The Brisbane Lions will head to Adelaide this week for the AFL’s Gather Round looking to post the best start to a season in club history and equal two other long-standing winning streaks.

If such a thing is possible, the Lions will have a ‘home ground’ advantage at Norwood on Saturday, having at least played there once when they beat North Melbourne by 42 points last year, the Bulldogs have never played there.

It is a factor because Norwood Oval, 165m wide and 110m long, is 5m narrower than Geelong’s Kardinia Park, the AFL’s narrowest venue.

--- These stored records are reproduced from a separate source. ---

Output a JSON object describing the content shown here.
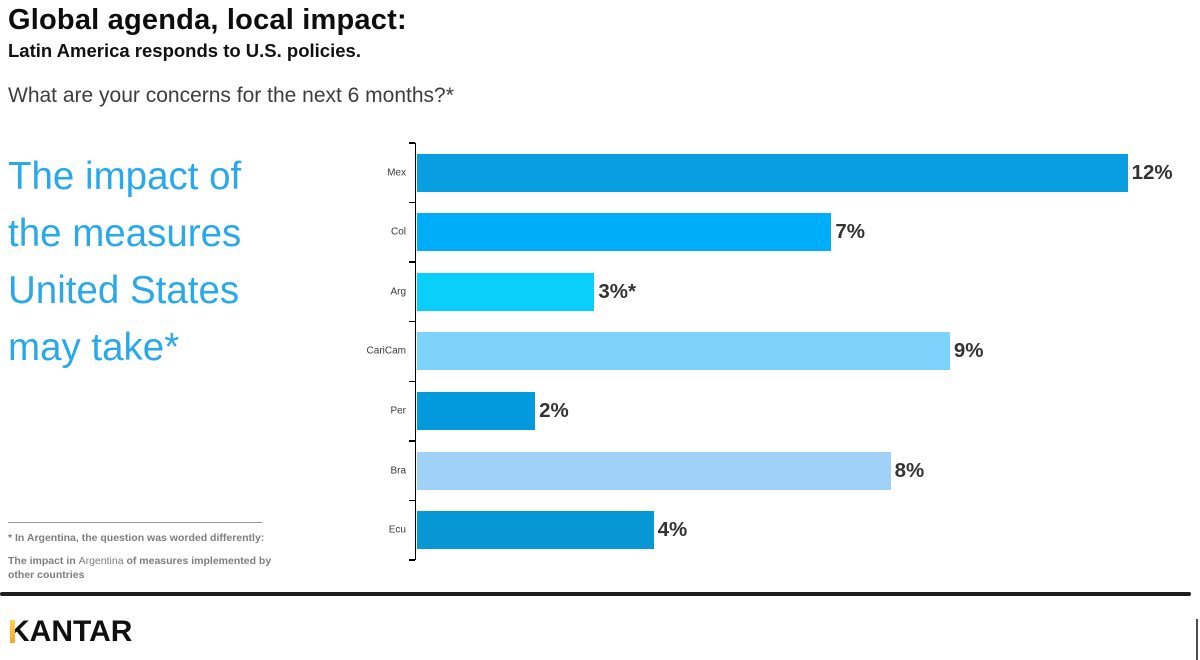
{
  "header": {
    "title": "Global agenda, local impact:",
    "subtitle": "Latin America responds to U.S. policies.",
    "question": "What are your concerns for the next 6 months?*"
  },
  "highlight": {
    "text": "The impact of the measures United States may take*",
    "color": "#29a9ea"
  },
  "footnote": {
    "line1": "* In Argentina, the question was worded differently:",
    "line2_bold_prefix": "The impact in ",
    "line2_regular": "Argentina",
    "line2_bold_suffix": " of measures implemented by other countries"
  },
  "chart_data": {
    "type": "bar",
    "orientation": "horizontal",
    "title": "What are your concerns for the next 6 months?*",
    "categories": [
      "Mex",
      "Col",
      "Arg",
      "CariCam",
      "Per",
      "Bra",
      "Ecu"
    ],
    "values": [
      12,
      7,
      3,
      9,
      2,
      8,
      4
    ],
    "value_labels": [
      "12%",
      "7%",
      "3%*",
      "9%",
      "2%",
      "8%",
      "4%"
    ],
    "bar_colors": [
      "#089ee0",
      "#00aef8",
      "#0acffb",
      "#7dd2fa",
      "#0399dd",
      "#9fd2f6",
      "#0697d4"
    ],
    "xlim": [
      0,
      12
    ],
    "xlabel": "",
    "ylabel": "",
    "grid": false,
    "legend": false,
    "value_label_position": "end-of-bar"
  },
  "footer": {
    "brand": "KANTAR",
    "brand_accent_color": "#f0a832"
  }
}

Norwood Oval is the original home of Lions triple premiership player Martin Pike and dual Brisbane club champion Joel Patfull, plus Neil Hein, a member of the first Bears side in 1987, ex-Bears Mark Buckley and Matthew Ahmat, ex-Lion Adam Heuskes, and ex-Fitzroy pair Matthew Primus and Danny Morton, who were members of the club’s last side in 1996.

Brisbane, who beat North Melbourne by 75 points in Mt. Barker in the first iteration of Gather Round in 2023, will be the first AFL club to play at Norwood twice after being one of four clubs not scheduled to play at Adelaide Oval in the first three years of Gather Round.

And while some will question why the defending premiers have been denied the big stage, it won’t concern coach Fagan if they can turn a 2-0 Gather Round record, they share with Collingwood, Geelong, GWS, Port Adelaide and Sydney into 3-0.

Set to play the Western Bulldogs at Norwood Oval on Saturday afternoon, the Lions have won nine games in a row – Round 24 and four finals last year and now four games this year.

That includes five consecutive wins interstate against GWS at Sydney Showground, Geelong and Sydney at the MCG, Sydney at the SCG and last weekend Richmond at the MCG.

A win over the Dogs will give the Lions their first 5-0 start to a season in club history.

Their previous best was in 2003, when they had a Round 3 draw with North Melbourne at Docklands in Round 3 after wins over Essendon at the Gabba and Port Adelaide at Football Park, and before Gabba wins over Collingwood and the Bulldogs.

They won again in Round 6 against Geelong at the Gabba before the streak ended at the hands of Sydney at the SCG in Round 7.

The 4-0 start this year is already the Lions’ best under Chris Fagan and with a win over the Dogs this week, Fagan’s men will equal the club’s second-longest winning streak overall and the second-longest interstate winning streak in the club’s 876-game history.

A 10th consecutive win would match the streak from Round 15 to the semi-finals of 1999 and would rank behind only the 20-game winning streak from Round 10 2001 to Round 4 2002.

That extraordinary run, which included the Brisbane’s first premiership in 2001, is the equal second-longest winning streak in AFL history, behind Geelong’s 23 consecutive wins in 1952-53-54 and equal with the 20 consecutive wins of Collingwood in 1928-29 and Essendon in 2000.

Fitzroy’s longest winning streak was 14 games from 1898-99.